I'm currently using a 10% sample of a very large dataset (10 vars, over 300m rows) which amounts to over 200 GB of data when stored in .dta format for the full dataset. Stata is able to handle operations like egen, collapse, merging, etc in a reasonable amount of time for the 10% sample when using Stata-MP on a UNIX server with ~50G of RAM and multiple cores.

However, now I want to move on to analyzing the whole sample. Even if I use a machine that has enough RAM to hold the dataset, simply generating a variable takes ages. (I think perhaps the background operations are causing Stata to run into virtual mem)

The problem is also very amenable to parallelization, i.e., the rows in the dataset are independent of each other, so I can just as easily think about the one large dataset as 100 smaller datasets.

Does anybody have any suggestions for how to process/analyze this data or can give me feedback on some suggestions I currently have? I mostly use Stata/SAS/MATLAB so perhaps there are other approaches that I am simply unaware of.

Here are some of my current ideas:

  1. Split the dataset up into smaller datasets and utilize informal parallel processing in Stata. I can run my cleaning/processing/analysis on each partition and then merge the results after without having the store all the intermediate parts.

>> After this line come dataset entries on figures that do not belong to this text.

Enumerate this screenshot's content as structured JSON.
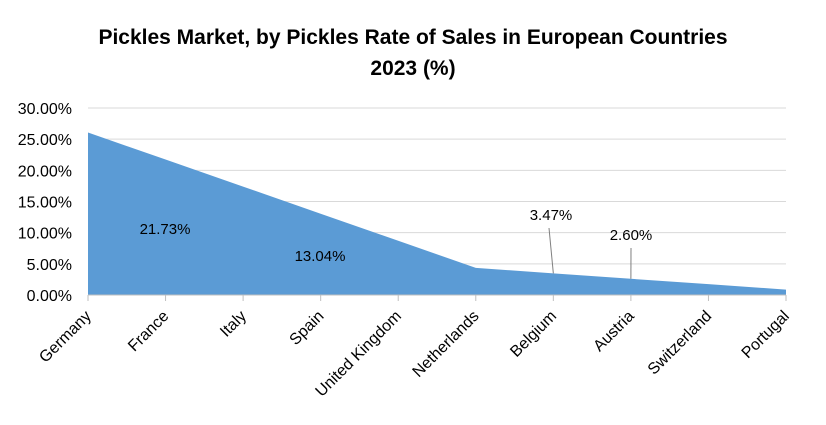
{
  "chart_data": {
    "type": "area",
    "title": "Pickles Market, by Pickles Rate of Sales in European Countries 2023 (%)",
    "title_lines": [
      "Pickles Market, by Pickles Rate of Sales in European Countries",
      "2023 (%)"
    ],
    "categories": [
      "Germany",
      "France",
      "Italy",
      "Spain",
      "United Kingdom",
      "Netherlands",
      "Belgium",
      "Austria",
      "Switzerland",
      "Portugal"
    ],
    "values": [
      26.07,
      21.73,
      17.39,
      13.04,
      8.7,
      4.35,
      3.47,
      2.6,
      1.74,
      0.87
    ],
    "data_labels": [
      {
        "category": "France",
        "text": "21.73%"
      },
      {
        "category": "Spain",
        "text": "13.04%"
      },
      {
        "category": "Belgium",
        "text": "3.47%"
      },
      {
        "category": "Austria",
        "text": "2.60%"
      }
    ],
    "ylim": [
      0,
      30
    ],
    "yticks": [
      "0.00%",
      "5.00%",
      "10.00%",
      "15.00%",
      "20.00%",
      "25.00%",
      "30.00%"
    ],
    "ytick_values": [
      0,
      5,
      10,
      15,
      20,
      25,
      30
    ],
    "grid": true,
    "legend": "none",
    "colors": {
      "area": "#5B9BD5",
      "grid": "#D9D9D9",
      "axis": "#BFBFBF"
    }
  }
}
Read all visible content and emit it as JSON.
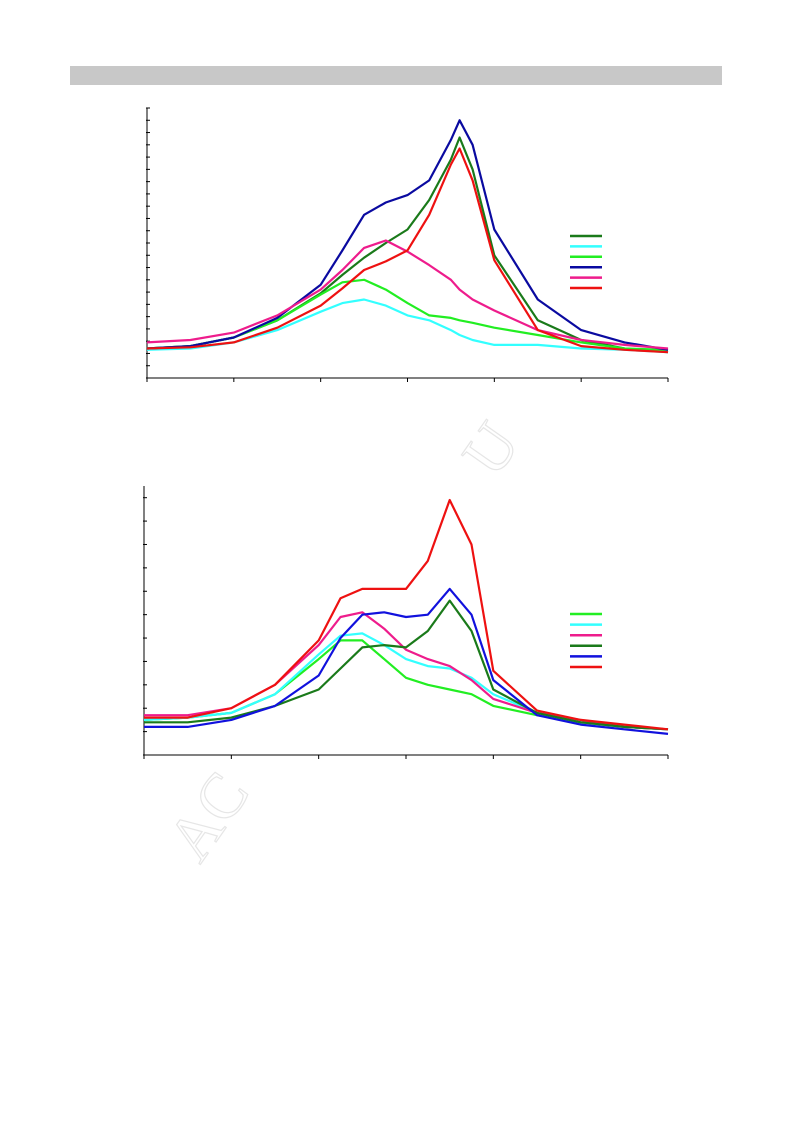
{
  "watermark": [
    "AC",
    "U"
  ],
  "chart_data": [
    {
      "type": "line",
      "x": [
        0,
        0.5,
        1,
        1.5,
        2,
        2.25,
        2.5,
        2.75,
        3,
        3.25,
        3.5,
        3.6,
        3.75,
        4,
        4.5,
        5,
        5.5,
        6
      ],
      "xlim": [
        0,
        6
      ],
      "xticks": [
        0,
        1,
        2,
        3,
        4,
        5,
        6
      ],
      "ylim": [
        0,
        22
      ],
      "yticks": [
        0,
        1,
        2,
        3,
        4,
        5,
        6,
        7,
        8,
        9,
        10,
        11,
        12,
        13,
        14,
        15,
        16,
        17,
        18,
        19,
        20,
        21,
        22
      ],
      "series": [
        {
          "color": "#1a7a1a",
          "values": [
            2.4,
            2.6,
            3.3,
            4.7,
            6.9,
            8.4,
            9.8,
            11.0,
            12.1,
            14.5,
            17.8,
            19.6,
            17.0,
            10.0,
            4.7,
            3.1,
            2.4,
            2.1
          ]
        },
        {
          "color": "#33ffff",
          "values": [
            2.3,
            2.4,
            2.9,
            3.9,
            5.4,
            6.1,
            6.4,
            5.9,
            5.1,
            4.7,
            3.9,
            3.5,
            3.1,
            2.7,
            2.7,
            2.4,
            2.3,
            2.1
          ]
        },
        {
          "color": "#22ee22",
          "values": [
            2.4,
            2.6,
            3.3,
            4.7,
            6.8,
            7.8,
            8.0,
            7.2,
            6.1,
            5.1,
            4.9,
            4.7,
            4.5,
            4.1,
            3.5,
            2.9,
            2.4,
            2.3
          ]
        },
        {
          "color": "#0a0aa0",
          "values": [
            2.4,
            2.6,
            3.3,
            4.9,
            7.6,
            10.4,
            13.3,
            14.3,
            14.9,
            16.1,
            19.4,
            21.0,
            19.0,
            12.1,
            6.4,
            3.9,
            2.9,
            2.3
          ]
        },
        {
          "color": "#ee1c8c",
          "values": [
            2.9,
            3.1,
            3.7,
            5.1,
            7.2,
            8.8,
            10.6,
            11.2,
            10.3,
            9.2,
            8.0,
            7.2,
            6.4,
            5.5,
            3.9,
            3.1,
            2.7,
            2.4
          ]
        },
        {
          "color": "#ee1111",
          "values": [
            2.4,
            2.5,
            2.9,
            4.1,
            5.9,
            7.3,
            8.8,
            9.5,
            10.4,
            13.3,
            17.4,
            18.7,
            16.1,
            9.6,
            3.9,
            2.6,
            2.3,
            2.1
          ]
        }
      ]
    },
    {
      "type": "line",
      "x": [
        0,
        0.5,
        1,
        1.5,
        2,
        2.25,
        2.5,
        2.75,
        3,
        3.25,
        3.5,
        3.75,
        4,
        4.5,
        5,
        5.5,
        6
      ],
      "xlim": [
        0,
        6
      ],
      "xticks": [
        0,
        1,
        2,
        3,
        4,
        5,
        6
      ],
      "ylim": [
        0,
        11.5
      ],
      "yticks": [
        0,
        1,
        2,
        3,
        4,
        5,
        6,
        7,
        8,
        9,
        10,
        11
      ],
      "series": [
        {
          "color": "#22ee22",
          "values": [
            1.5,
            1.6,
            1.8,
            2.6,
            4.1,
            4.9,
            4.9,
            4.1,
            3.3,
            3.0,
            2.8,
            2.6,
            2.1,
            1.7,
            1.4,
            1.2,
            1.1
          ]
        },
        {
          "color": "#33ffff",
          "values": [
            1.5,
            1.6,
            1.8,
            2.6,
            4.3,
            5.1,
            5.2,
            4.7,
            4.1,
            3.8,
            3.7,
            3.3,
            2.6,
            1.8,
            1.4,
            1.2,
            1.1
          ]
        },
        {
          "color": "#ee1c8c",
          "values": [
            1.7,
            1.7,
            2.0,
            3.0,
            4.7,
            5.9,
            6.1,
            5.4,
            4.5,
            4.1,
            3.8,
            3.2,
            2.4,
            1.8,
            1.5,
            1.2,
            1.1
          ]
        },
        {
          "color": "#1a7a1a",
          "values": [
            1.4,
            1.4,
            1.6,
            2.1,
            2.8,
            3.7,
            4.6,
            4.7,
            4.6,
            5.3,
            6.6,
            5.3,
            2.8,
            1.8,
            1.4,
            1.2,
            1.1
          ]
        },
        {
          "color": "#1111dd",
          "values": [
            1.2,
            1.2,
            1.5,
            2.1,
            3.4,
            5.0,
            6.0,
            6.1,
            5.9,
            6.0,
            7.1,
            6.0,
            3.2,
            1.7,
            1.3,
            1.1,
            0.9
          ]
        },
        {
          "color": "#ee1111",
          "values": [
            1.6,
            1.6,
            2.0,
            3.0,
            4.9,
            6.7,
            7.1,
            7.1,
            7.1,
            8.3,
            10.9,
            9.0,
            3.6,
            1.9,
            1.5,
            1.3,
            1.1
          ]
        }
      ]
    }
  ]
}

  2. Use SQL to store the data and also perform some of the data manipulation such as aggregating over certain values. One concern here is that some tasks that Stata can handle fairly easily such as comparing values across time won't work so well in SQL. Also, I'm already running into performance issues when running some queries in SQL on a 30% sample of the data. But perhaps I'm not optimizing by indexing correctly, etc. Also, Shard-Query seems like it could help with this but I have not researched it too thoroughly yet.

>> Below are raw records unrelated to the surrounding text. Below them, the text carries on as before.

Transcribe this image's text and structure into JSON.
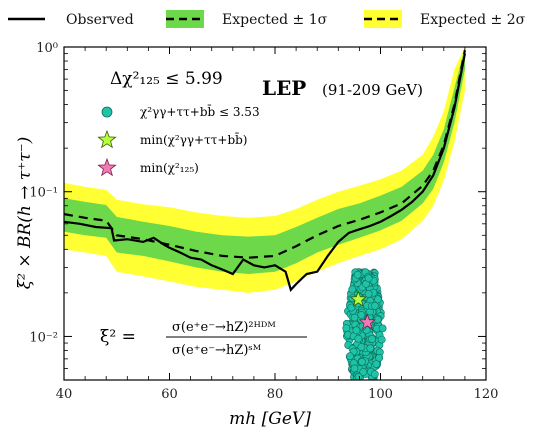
{
  "legend": [
    {
      "label": "Observed",
      "style": "solid",
      "color": "#000000"
    },
    {
      "label": "Expected  ± 1σ",
      "style": "dashed",
      "color": "#000000",
      "band": "#6cd84a"
    },
    {
      "label": "Expected  ± 2σ",
      "style": "dashed",
      "color": "#000000",
      "band": "#ffff33"
    }
  ],
  "annotations": {
    "delta_chi": "Δχ²₁₂₅ ≤ 5.99",
    "lep_bold": "LEP",
    "lep_range": "(91-209 GeV)",
    "scatter_label": "χ²γγ+ττ+bb̄ ≤ 3.53",
    "star_green_label": "min(χ²γγ+ττ+bb̄)",
    "star_pink_label": "min(χ²₁₂₅)",
    "formula_lhs": "ξ² =",
    "formula_num": "σ(e⁺e⁻→hZ)²ᴴᴰᴹ",
    "formula_den": "σ(e⁺e⁻→hZ)ˢᴹ"
  },
  "colors": {
    "band_1sigma": "#6cd84a",
    "band_2sigma": "#ffff33",
    "scatter": "#1fc4a8",
    "star_green": "#b6ff3c",
    "star_pink": "#f07ab4"
  },
  "chart_data": {
    "type": "line",
    "xlabel": "mh [GeV]",
    "ylabel": "ξ² × BR(h → τ⁺τ⁻)",
    "xlim": [
      40,
      120
    ],
    "ylim": [
      0.005,
      1.0
    ],
    "yscale": "log",
    "x_ticks": [
      "40",
      "60",
      "80",
      "100",
      "120"
    ],
    "y_ticks": [
      "10⁻²",
      "10⁻¹",
      "10⁰"
    ],
    "series": [
      {
        "name": "Observed",
        "x": [
          40,
          43,
          46,
          49,
          49.5,
          52,
          55,
          57,
          59,
          60,
          62,
          64,
          66,
          68,
          70,
          72,
          74,
          76,
          78,
          80,
          82,
          83,
          84,
          86,
          88,
          90,
          92,
          94,
          96,
          98,
          100,
          102,
          104,
          106,
          108,
          110,
          112,
          114,
          116
        ],
        "y": [
          0.062,
          0.06,
          0.057,
          0.056,
          0.046,
          0.047,
          0.045,
          0.048,
          0.043,
          0.041,
          0.038,
          0.035,
          0.034,
          0.031,
          0.029,
          0.027,
          0.034,
          0.031,
          0.03,
          0.031,
          0.028,
          0.021,
          0.023,
          0.027,
          0.028,
          0.036,
          0.045,
          0.052,
          0.055,
          0.058,
          0.062,
          0.068,
          0.075,
          0.085,
          0.1,
          0.13,
          0.2,
          0.38,
          0.9
        ]
      },
      {
        "name": "Expected",
        "x": [
          40,
          44,
          48,
          50,
          55,
          60,
          65,
          70,
          75,
          80,
          84,
          88,
          92,
          96,
          100,
          104,
          108,
          110,
          112,
          114,
          116
        ],
        "y": [
          0.07,
          0.066,
          0.063,
          0.05,
          0.047,
          0.043,
          0.039,
          0.036,
          0.035,
          0.036,
          0.042,
          0.05,
          0.058,
          0.064,
          0.072,
          0.083,
          0.11,
          0.14,
          0.21,
          0.4,
          0.95
        ]
      }
    ],
    "bands": [
      {
        "name": "Expected ± 2σ",
        "x": [
          40,
          44,
          48,
          50,
          55,
          60,
          65,
          70,
          75,
          80,
          84,
          88,
          92,
          96,
          100,
          104,
          108,
          110,
          112,
          114,
          116
        ],
        "lower": [
          0.04,
          0.038,
          0.036,
          0.028,
          0.026,
          0.024,
          0.022,
          0.021,
          0.02,
          0.021,
          0.024,
          0.028,
          0.032,
          0.036,
          0.04,
          0.047,
          0.063,
          0.08,
          0.12,
          0.22,
          0.5
        ],
        "upper": [
          0.115,
          0.108,
          0.103,
          0.088,
          0.082,
          0.078,
          0.072,
          0.068,
          0.066,
          0.068,
          0.076,
          0.088,
          0.1,
          0.11,
          0.122,
          0.14,
          0.18,
          0.24,
          0.36,
          0.7,
          1.0
        ]
      },
      {
        "name": "Expected ± 1σ",
        "x": [
          40,
          44,
          48,
          50,
          55,
          60,
          65,
          70,
          75,
          80,
          84,
          88,
          92,
          96,
          100,
          104,
          108,
          110,
          112,
          114,
          116
        ],
        "lower": [
          0.053,
          0.05,
          0.048,
          0.038,
          0.036,
          0.033,
          0.03,
          0.028,
          0.027,
          0.028,
          0.032,
          0.038,
          0.043,
          0.048,
          0.054,
          0.063,
          0.083,
          0.105,
          0.16,
          0.3,
          0.7
        ],
        "upper": [
          0.09,
          0.085,
          0.081,
          0.067,
          0.062,
          0.058,
          0.053,
          0.05,
          0.049,
          0.05,
          0.057,
          0.066,
          0.076,
          0.083,
          0.094,
          0.108,
          0.14,
          0.18,
          0.27,
          0.52,
          1.0
        ]
      }
    ],
    "scatter_region": {
      "x": [
        93.5,
        100.5
      ],
      "y": [
        0.0052,
        0.028
      ]
    },
    "stars": [
      {
        "name": "min-chi2-gg-tautau-bb",
        "x": 95.8,
        "y": 0.018
      },
      {
        "name": "min-chi2-125",
        "x": 97.5,
        "y": 0.0125
      }
    ],
    "grid": false,
    "legend_position": "top"
  }
}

  3. R also looks promising, but I'm not sure if it would solve the problem of working with this enormous amount of data.

2
JSS has a timely article covering such issues from R's perspective. Might be of some help, however the size of the data they are using in examples is 12GB I think.radek

2 Answers

2
votes

Thanks to those who have commented and replied. I realized that my problem is similar to this thread. I have re-written some of my data manipulation code in Stata into SQL and the response time is much quicker. I believe I can make large optimization gains by correctly utilizing indexes and using parallel processing via partitions/shards if necessary. After all the data manipulation has been done, I can import that data via ODBC in Stata.

1
votes

Since you are familiar with Stata there is a well documented FAQ about large data sets in Stata Dealing with Large Datasets: you might find this helpful.

I would clean via columns, splitting those up, running any specific cleaning routines and merge back in later.

Depending on your machine resources, you should be able to hold the individual columns in multiple temporary files using tempfile. Taking care to select only the variables or columns most relevant to your analysis should reduce the size of your set quite a lot.